La obra inédita hasta ahora, Un espía en mi corazón, lleva muchos de estos principios al extremo, un extremo de espectacularidad y artificialidad decididamente camp. Concebida como comedia musical, la obra (y su final feliz) se coloca en otra posición con respecto a los relatos convencionales del cine de Hollywood. Pero la obra, al mismo tiempo, sostiene un principio fundamentalmente acumulativo de géneros, materiales y elementos históricos (el melodrama, la gauchesca, la radionovela, la ciencia ficción, intrigas de espías internacionales, el nazismo, la música electrónica) cuyo resultado es un teatro de lo inesperado, el quiebre de cualquier causalidad (y que podría pensarse en relación con el teatro de Copi). Con ese marco, la ruina de la subjetividad que ponen a funcionar las obras anteriores se realiza aquí a partir de la construcción conspirativa de dobles-robot. De este modo, Un espía en mi corazón, vuelve sobre hipótesis políticas y culturales ya postuladas por Puig en textos como The Buenos Aires Affair, sobre la continuidad entre el nazismo y el totalitarismo de la cultura industrial, en este caso a partir de lo disparatado y lo trash.
Lo imaginario
Lo teatral, en Puig, coincide con el registro de lo imaginario. El espacio que se diseña (el tipo de vínculos que se propicia, el lugar hacia el que se dirigen los deseos) cifra su verdad en la construcción de imágenes –ensoñaciones, planes de vida, la fuga. Se trata de lo imaginario porque los personajes están movidos por la fuerza de invención de imágenes siempre nuevas, lugares utópicos que, al mismo tiempo que coinciden con ciertos tópicos de la cultura industrial (generalmente asociadas en las lecturas de la obra de Puig con géneros populares), siempre llevan a otro lado. Puig, su trabajo con esos géneros del deseo, extraña la matriz de los lugares comunes, para inventar formas nuevas.

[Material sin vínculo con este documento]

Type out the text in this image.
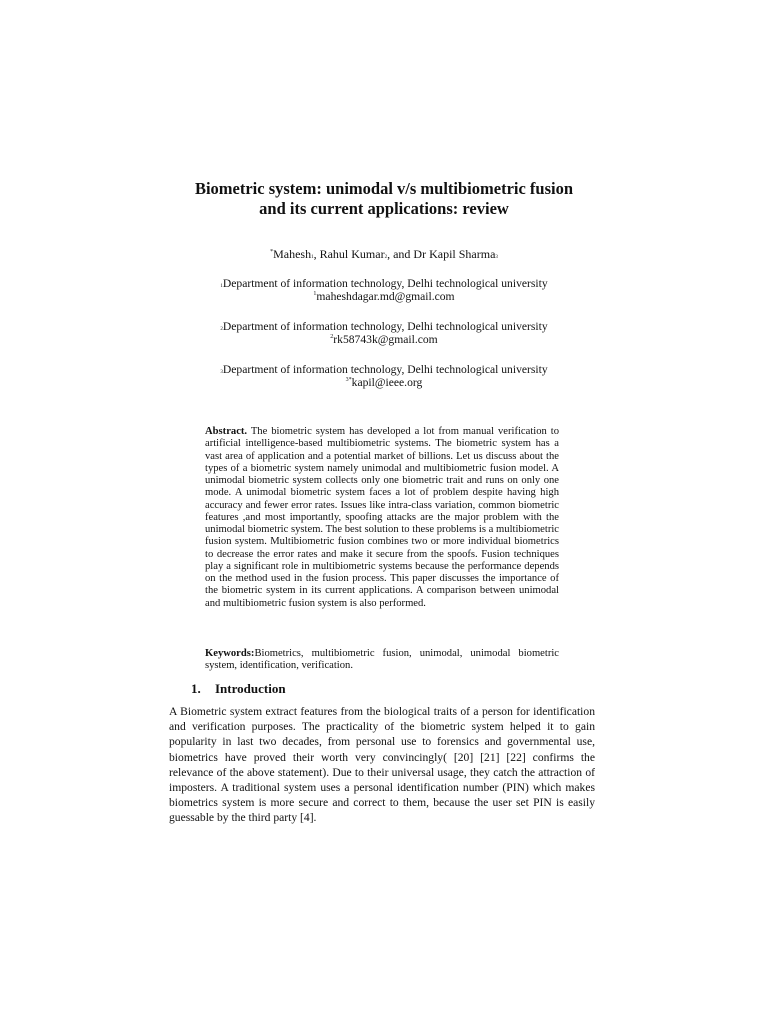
Biometric system: unimodal v/s multibiometric fusion
and its current applications: review
*Mahesh1, Rahul Kumar2, and Dr Kapil Sharma3
1Department of information technology, Delhi technological university
$^1$maheshdagar.md@gmail.com
2Department of information technology, Delhi technological university
$^2$rk58743k@gmail.com
3Department of information technology, Delhi technological university
$^{3*}$kapil@ieee.org

Abstract. The biometric system has developed a lot from manual verification to artificial intelligence-based multibiometric systems. The biometric system has a vast area of application and a potential market of billions. Let us discuss about the types of a biometric system namely unimodal and multibiometric fusion model. A unimodal biometric system collects only one biometric trait and runs on only one mode. A unimodal biometric system faces a lot of problem despite having high accuracy and fewer error rates. Issues like intra-class variation, common biometric features ,and most importantly, spoofing attacks are the major problem with the unimodal biometric system. The best solution to these problems is a multibiometric fusion system. Multibiometric fusion combines two or more individual biometrics to decrease the error rates and make it secure from the spoofs. Fusion techniques play a significant role in multibiometric systems because the performance depends on the method used in the fusion process. This paper discusses the importance of the biometric system in its current applications. A comparison between unimodal and multibiometric fusion system is also performed.

Keywords:Biometrics, multibiometric fusion, unimodal, unimodal biometric system, identification, verification.

1. Introduction

A Biometric system extract features from the biological traits of a person for identification and verification purposes. The practicality of the biometric system helped it to gain popularity in last two decades, from personal use to forensics and governmental use, biometrics have proved their worth very convincingly( [20] [21] [22] confirms the relevance of the above statement). Due to their universal usage, they catch the attraction of imposters. A traditional system uses a personal identification number (PIN) which makes biometrics system is more secure and correct to them, because the user set PIN is easily guessable by the third party [4].
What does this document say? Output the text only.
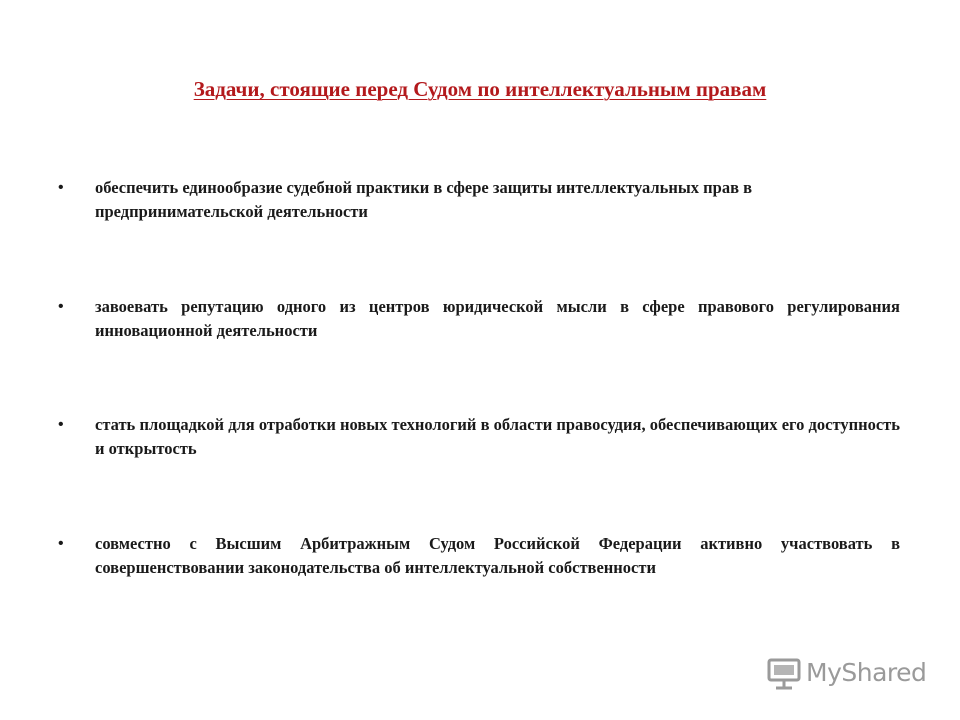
Задачи, стоящие перед Судом по интеллектуальным правам
• обеспечить единообразие судебной практики в сфере защиты интеллектуальных прав в предпринимательской деятельности
• завоевать репутацию одного из центров юридической мысли в сфере правового регулирования инновационной деятельности
• стать площадкой для отработки новых технологий в области правосудия, обеспечивающих его доступность и открытость
• совместно с Высшим Арбитражным Судом Российской Федерации активно участвовать в совершенствовании законодательства об интеллектуальной собственности
MyShared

El teatro es uno de los espacios que hacen posible la irrupción de esas imágenes y por lo tanto da forma a una de las grandes utopías que sostiene la obra de Puig: los procesos de transformación. Volverse radicalmente otro en la transformación mínima, en el leve desajuste de la subjetividad, en la invención de comunidades. En el espacio teatral, ese desajuste se funda en el lugar del actor. El actor es siempre actor, en la medida en que funciona como entidad neutra (es decir, que se neutraliza a lo largo de la obra hasta volverse irreconocible para sí, para los otros personajes, para el espectador): lugar del deseo de sí, del deseo de los otros, que se llena y se vacía –es un fantasma, o un zombi, o un robot, o una alucinación, o un sueño. Sueños de hombres, sueños de mujeres, Puig encuentra en el teatro una potencia decididamente afirmativa. Es por eso que este Teatro reunido permite recuperar otra de las inflexiones de una obra que hoy reclama una lectura del lado de la ética.